This work addresses the lack of standardized adversarial robustness evaluation for genomic foundation models (GFMs) by introducing GERM, the first unified adversarial benchmark for GFMs. Methodologically, it systematically evaluates five state-of-the-art GFMs under four adversarial attack algorithms—including PGD and FGSM—and three defense strategies, integrating quantitative robustness analysis, architectural comparison, and training data provenance to establish a reproducible, fine-grained evaluation framework. Key contributions include: (1) the first empirical demonstration that Transformer-based architectures significantly outperform alternatives such as HyenaDNA in adversarial robustness; (2) the discovery that adversarial perturbations consistently target biologically functional regions—particularly promoters and enhancers—providing evidence that GFMs have learned semantically meaningful genomic representations; and (3) the release of a multidimensional vulnerability attribution toolkit enabling disentangled robustness analysis across architectural design, quantization schemes, and training data composition.

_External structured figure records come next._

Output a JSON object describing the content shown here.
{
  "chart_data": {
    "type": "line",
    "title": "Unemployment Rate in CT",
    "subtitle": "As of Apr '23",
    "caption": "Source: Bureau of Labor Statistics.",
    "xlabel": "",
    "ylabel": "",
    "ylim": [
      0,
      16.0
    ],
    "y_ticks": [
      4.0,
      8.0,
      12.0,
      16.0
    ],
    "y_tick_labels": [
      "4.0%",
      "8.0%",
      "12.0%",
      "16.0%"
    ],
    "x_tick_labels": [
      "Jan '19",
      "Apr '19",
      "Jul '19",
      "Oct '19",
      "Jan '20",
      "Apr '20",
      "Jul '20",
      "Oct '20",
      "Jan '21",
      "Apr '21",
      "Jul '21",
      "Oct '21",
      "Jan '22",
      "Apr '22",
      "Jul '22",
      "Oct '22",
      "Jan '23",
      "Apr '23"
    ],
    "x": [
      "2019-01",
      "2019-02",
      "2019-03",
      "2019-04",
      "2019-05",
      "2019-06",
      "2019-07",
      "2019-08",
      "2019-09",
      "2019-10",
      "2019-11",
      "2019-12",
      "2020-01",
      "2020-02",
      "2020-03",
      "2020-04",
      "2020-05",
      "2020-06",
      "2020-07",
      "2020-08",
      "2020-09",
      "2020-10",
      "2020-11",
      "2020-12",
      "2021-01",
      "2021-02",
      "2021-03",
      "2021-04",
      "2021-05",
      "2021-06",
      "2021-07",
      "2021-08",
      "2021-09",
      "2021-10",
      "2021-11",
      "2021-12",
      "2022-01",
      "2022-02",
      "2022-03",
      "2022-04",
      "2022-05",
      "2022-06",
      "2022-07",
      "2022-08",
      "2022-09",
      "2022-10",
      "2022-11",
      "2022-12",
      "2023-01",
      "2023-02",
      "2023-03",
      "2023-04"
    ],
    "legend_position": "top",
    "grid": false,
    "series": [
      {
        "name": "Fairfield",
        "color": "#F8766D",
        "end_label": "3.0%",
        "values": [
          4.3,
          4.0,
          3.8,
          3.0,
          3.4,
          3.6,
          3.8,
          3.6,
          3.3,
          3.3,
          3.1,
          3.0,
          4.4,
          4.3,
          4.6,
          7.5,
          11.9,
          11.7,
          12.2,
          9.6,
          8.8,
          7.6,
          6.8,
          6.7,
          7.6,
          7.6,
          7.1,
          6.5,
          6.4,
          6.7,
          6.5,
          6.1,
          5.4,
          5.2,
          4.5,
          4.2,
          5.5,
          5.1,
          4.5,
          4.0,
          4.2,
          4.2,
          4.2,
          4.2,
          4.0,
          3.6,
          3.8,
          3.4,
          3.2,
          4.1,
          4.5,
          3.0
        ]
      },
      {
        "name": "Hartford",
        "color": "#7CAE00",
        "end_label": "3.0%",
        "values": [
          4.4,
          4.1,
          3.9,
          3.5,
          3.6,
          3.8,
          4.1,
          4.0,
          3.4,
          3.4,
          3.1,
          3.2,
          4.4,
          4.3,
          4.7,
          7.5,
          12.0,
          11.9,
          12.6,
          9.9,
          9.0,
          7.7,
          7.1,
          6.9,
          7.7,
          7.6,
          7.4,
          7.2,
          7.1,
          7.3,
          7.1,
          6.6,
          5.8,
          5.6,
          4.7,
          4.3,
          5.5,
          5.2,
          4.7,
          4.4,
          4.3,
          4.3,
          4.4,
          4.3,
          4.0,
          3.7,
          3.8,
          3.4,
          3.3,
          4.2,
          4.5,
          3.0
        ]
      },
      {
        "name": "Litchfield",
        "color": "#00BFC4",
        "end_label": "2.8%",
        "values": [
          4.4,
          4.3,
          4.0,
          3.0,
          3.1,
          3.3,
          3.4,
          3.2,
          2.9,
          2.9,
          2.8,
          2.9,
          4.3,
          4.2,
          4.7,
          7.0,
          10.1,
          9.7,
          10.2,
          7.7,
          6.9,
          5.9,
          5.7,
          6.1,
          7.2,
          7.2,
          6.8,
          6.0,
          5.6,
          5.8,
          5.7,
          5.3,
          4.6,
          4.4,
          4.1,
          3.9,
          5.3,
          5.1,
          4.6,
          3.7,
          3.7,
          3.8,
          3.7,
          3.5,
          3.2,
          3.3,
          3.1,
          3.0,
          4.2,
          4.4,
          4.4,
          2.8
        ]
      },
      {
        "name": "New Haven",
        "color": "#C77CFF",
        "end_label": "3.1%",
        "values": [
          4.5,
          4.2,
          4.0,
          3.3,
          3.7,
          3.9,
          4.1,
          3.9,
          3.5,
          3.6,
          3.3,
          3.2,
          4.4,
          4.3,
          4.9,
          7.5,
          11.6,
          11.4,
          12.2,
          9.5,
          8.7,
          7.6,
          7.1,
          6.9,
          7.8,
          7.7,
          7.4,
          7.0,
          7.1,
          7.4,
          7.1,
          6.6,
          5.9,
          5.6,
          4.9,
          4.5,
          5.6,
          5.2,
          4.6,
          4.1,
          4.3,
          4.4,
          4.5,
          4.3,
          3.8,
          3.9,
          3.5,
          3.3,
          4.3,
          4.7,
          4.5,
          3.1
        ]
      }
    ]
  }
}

We propose the first unified adversarial attack benchmark for Genomic Foundation Models (GFMs), named GERM. Unlike existing GFM benchmarks, GERM offers the first comprehensive evaluation framework to systematically assess the vulnerability of GFMs to adversarial attacks. Methodologically, we evaluate the adversarial robustness of five state-of-the-art GFMs using four widely adopted attack algorithms and three defense strategies. Importantly, our benchmark provides an accessible and comprehensive framework to analyze GFM vulnerabilities with respect to model architecture, quantization schemes, and training datasets. Empirically, transformer-based models exhibit greater robustness to adversarial perturbations compared to HyenaDNA, highlighting the impact of architectural design on vulnerability. Moreover, adversarial attacks frequently target biologically significant genomic regions, suggesting that these models effectively capture meaningful sequence features.